Clemence Dane’s circle congregated in her flat in Covent Garden from the 1920s to the 1940s and bridged the worlds of theatre, publishing and film. Members included Noel Coward, Richard Addinsell, Val Gielgud, Basil Dean, Hugh Walpole and Helen Simpson, G.B. Stern, Diana Wynyard, Sybil Thorndike, Sylvia Lynd, Gladys Calthrop and many more.
Dane herself started off as an actor and then became a playwright, novelist and scriptwriter. In her memoir London has a Garden, she recalled the publishers, agents, authors and directors who lived and worked in the streets close to the flower market. Her Covent Garden flat hosted many after-theatre parties and was an alternative to the Bloomsbury gatherings, yet Dane read and admired Virginia Woolf and was part of the emerging feminism of Tide and Time. She went to Hollywood and wrote film scripts in the 1930s, and later worked with the director Alexanda Korda. A powerful figure of her day, she has since fallen from view and is now found often caricatured in the reminiscences of her contemporaries.

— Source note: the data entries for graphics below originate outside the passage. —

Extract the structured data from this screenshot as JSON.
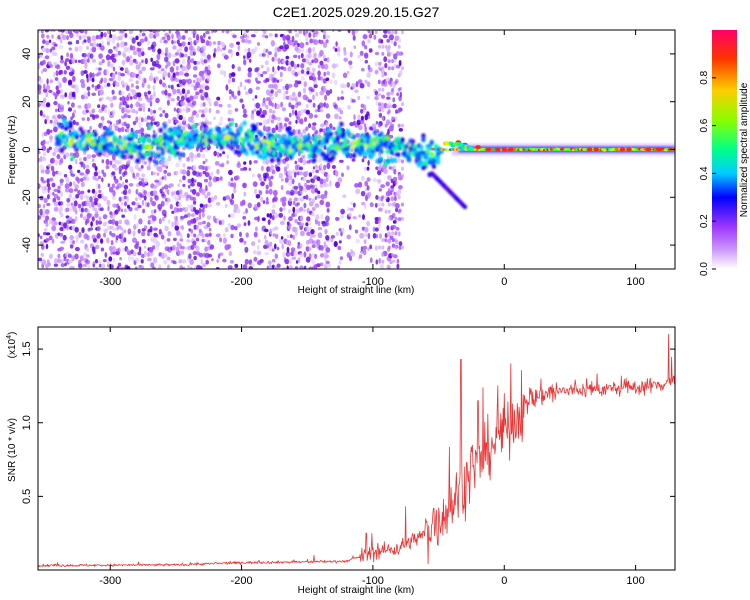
{
  "figure_title": "C2E1.2025.029.20.15.G27",
  "chart_data": [
    {
      "type": "heatmap",
      "xlabel": "Height of straight line (km)",
      "ylabel": "Frequency (Hz)",
      "xlim": [
        -355,
        130
      ],
      "ylim": [
        -50,
        50
      ],
      "xticks": [
        -300,
        -200,
        -100,
        0,
        100
      ],
      "yticks": [
        -40,
        -20,
        0,
        20,
        40
      ],
      "colorbar": {
        "label": "Normalized spectral amplitude",
        "range": [
          0,
          1
        ],
        "ticks": [
          0.0,
          0.2,
          0.4,
          0.6,
          0.8
        ],
        "colors": [
          "#ffffff",
          "#9933ff",
          "#5500dd",
          "#0000ff",
          "#00ccff",
          "#00ff66",
          "#ccff00",
          "#ffcc00",
          "#ff3300",
          "#ff0066"
        ]
      },
      "features": {
        "central_line_frequency_hz": 0,
        "line_onset_height_km": -40,
        "noise_region_end_km": -80,
        "descending_branch": {
          "from": [
            -55,
            -10
          ],
          "to": [
            -30,
            -24
          ]
        }
      }
    },
    {
      "type": "line",
      "xlabel": "Height of straight line (km)",
      "ylabel": "SNR (10 * v/v)",
      "yscale_label": "(x10",
      "yscale_exp": "4",
      "xlim": [
        -355,
        130
      ],
      "ylim": [
        0,
        16500
      ],
      "xticks": [
        -300,
        -200,
        -100,
        0,
        100
      ],
      "yticks": [
        5000,
        10000,
        15000
      ],
      "ytick_labels": [
        "0.5",
        "1.0",
        "1.5"
      ],
      "color": "#ee3333",
      "profile": [
        [
          -355,
          300
        ],
        [
          -250,
          350
        ],
        [
          -200,
          500
        ],
        [
          -150,
          550
        ],
        [
          -120,
          600
        ],
        [
          -100,
          1200
        ],
        [
          -80,
          1500
        ],
        [
          -60,
          2500
        ],
        [
          -50,
          3500
        ],
        [
          -40,
          4500
        ],
        [
          -30,
          6000
        ],
        [
          -20,
          7000
        ],
        [
          -10,
          8500
        ],
        [
          0,
          9500
        ],
        [
          10,
          10500
        ],
        [
          20,
          11500
        ],
        [
          30,
          12000
        ],
        [
          50,
          12200
        ],
        [
          80,
          12300
        ],
        [
          100,
          12400
        ],
        [
          120,
          12600
        ],
        [
          130,
          13000
        ]
      ],
      "spikes": [
        [
          -145,
          1000
        ],
        [
          -105,
          2500
        ],
        [
          -75,
          4300
        ],
        [
          -33,
          14300
        ],
        [
          -20,
          11500
        ],
        [
          -5,
          12500
        ],
        [
          5,
          14000
        ],
        [
          125,
          16000
        ]
      ]
    }
  ]
}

This multidisciplinary conference brings together literary, drama and film scholars to revisit the work of Clemence Dane and her connections with these different spheres, from her role in The Book Society and her reviewing for Good Housekeeping to Dane’s writing for Hollywood and the British film industry.
Abstracts and speaker biographies
An optional lunchtime tour of the Dorothy Whipple exhibition at Maggs Bros. Ltd. will also be included.